Дни проходили за днями, но таракан упорно отказывался от пищи. Чем только не пичкал его профессор: то червем дождевым, то поднесет ему «Божью коровку», то ужа, то миску малины в парном молоке. Выписывал из Москвы утонченные деликатесы – все было напрасно.
Однажды, когда профессор безуспешно пытался скормить инсекту еще не оперившегося скворчонка, мимо проходил председатель колхоза и лукаво заметил Максиму Егоровичу:
– А вы бы его человеченкой попробовали.
Профессор вздрогнул, на минуту задумался и быстрыми шагами направился к отделению связи.
В тот же вечер к профессору прибыл его любимый ученик, доцент Никодимов. Пили коньяк с шоколадными конфетами, любовались закатом, о делах ни словом. Утром профессор встал раньше обычного, положил конверт у изголовья Никодимова, чисто вымылся и вошел в клетку с тараканом. Доцент проснулся чуть позже, прочел письмо и с воплем «Профессор, профессор!» выскочил из-под одеяла.
Увы! было поздно. Таракан довольно потирал свое раздувшееся брюхо, а в углу клетки валялись окровавленные клочья профессорской бороды.

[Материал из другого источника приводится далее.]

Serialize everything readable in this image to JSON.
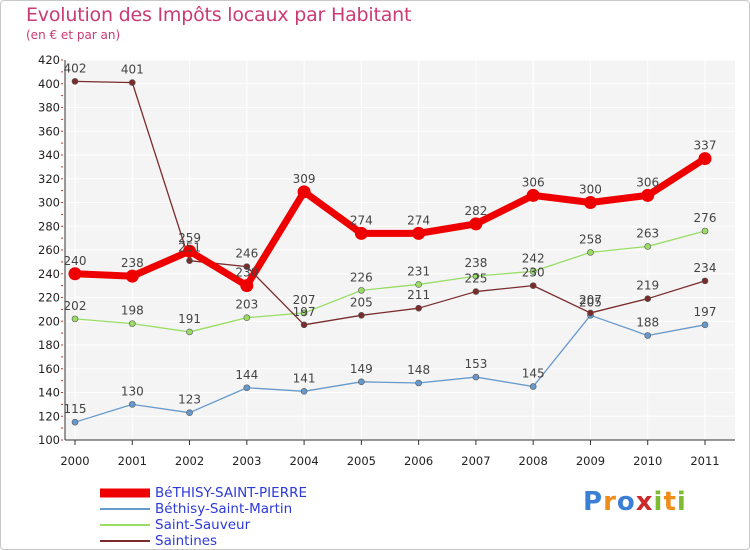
{
  "chart_data": {
    "type": "line",
    "title": "Evolution des Impôts locaux par Habitant",
    "subtitle": "(en € et par an)",
    "xlabel": "",
    "ylabel": "",
    "ylim": [
      100,
      420
    ],
    "ytick_step": 20,
    "grid": true,
    "legend_position": "bottom-left",
    "x": [
      "2000",
      "2001",
      "2002",
      "2003",
      "2004",
      "2005",
      "2006",
      "2007",
      "2008",
      "2009",
      "2010",
      "2011"
    ],
    "series": [
      {
        "name": "BéTHISY-SAINT-PIERRE",
        "color": "#ee0000",
        "emphasis": true,
        "values": [
          240,
          238,
          259,
          230,
          309,
          274,
          274,
          282,
          306,
          300,
          306,
          337
        ]
      },
      {
        "name": "Béthisy-Saint-Martin",
        "color": "#6699cc",
        "emphasis": false,
        "values": [
          115,
          130,
          123,
          144,
          141,
          149,
          148,
          153,
          145,
          205,
          188,
          197
        ]
      },
      {
        "name": "Saint-Sauveur",
        "color": "#99dd66",
        "emphasis": false,
        "values": [
          202,
          198,
          191,
          203,
          207,
          226,
          231,
          238,
          242,
          258,
          263,
          276
        ]
      },
      {
        "name": "Saintines",
        "color": "#7a2b2b",
        "emphasis": false,
        "values": [
          402,
          401,
          251,
          246,
          197,
          205,
          211,
          225,
          230,
          207,
          219,
          234
        ]
      }
    ]
  },
  "logo": {
    "text": "Proxiti",
    "colors": [
      "#3a7fd5",
      "#f08c1a",
      "#3a7fd5",
      "#cc2a2a",
      "#7dbb32",
      "#f08c1a",
      "#7dbb32"
    ]
  }
}
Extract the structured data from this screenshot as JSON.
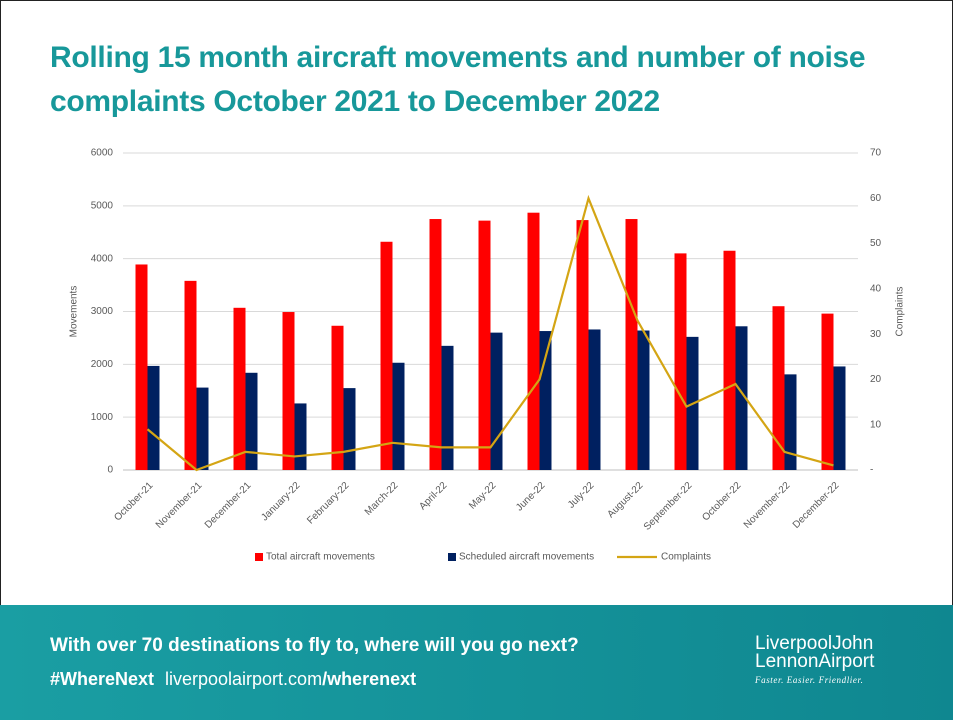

– Что вы наделали профессор! – сокрушенно воскликнул Никодимов, обхватив голову руками и оползая на землю.
– Наука требует жертв любезнейший, – ответил таракан голосом профессора. – К тому же, коллега, произошел удивительнейший метемпсихоз. Это редкое насекомое пожрало мою плоть, душа же моя в его телеса воплотилась. Интересно, где же нынче его душа? Хотя, скорее всего, он – тварь бездушная.
Никодимову было очень трудно привыкнуть к профессору в новом обличие, но ничего иного не оставалось. Вскоре они перебрались в Москву и возобновили занятия в университете. Профессор занимался самоизучением и читал студентам, как всегда мало понятные лекции по энтомологии, приобретая все большую популярность благодаря своей внешности. Так продолжалось долго, пока не разразился скандал. В городе стали пропадать дети, а вскоре их кости обнаружились на квартире у профессора. В дело вмешались особые органы. В результате тонко проведенного расследования выяснилось, что таракан вовсе не профессор, а таракан. Обладая способностью подражать человеческому голосу, гадкое насекомое усвоило наиболее ходовые профессорские изречения и манеры. Пожрав профессора и желая остаться безнаказанным – оно затеяло отвратительную игру, отождествляя себя с покойником под покровом шарлатанской доктрины метемпсихоза.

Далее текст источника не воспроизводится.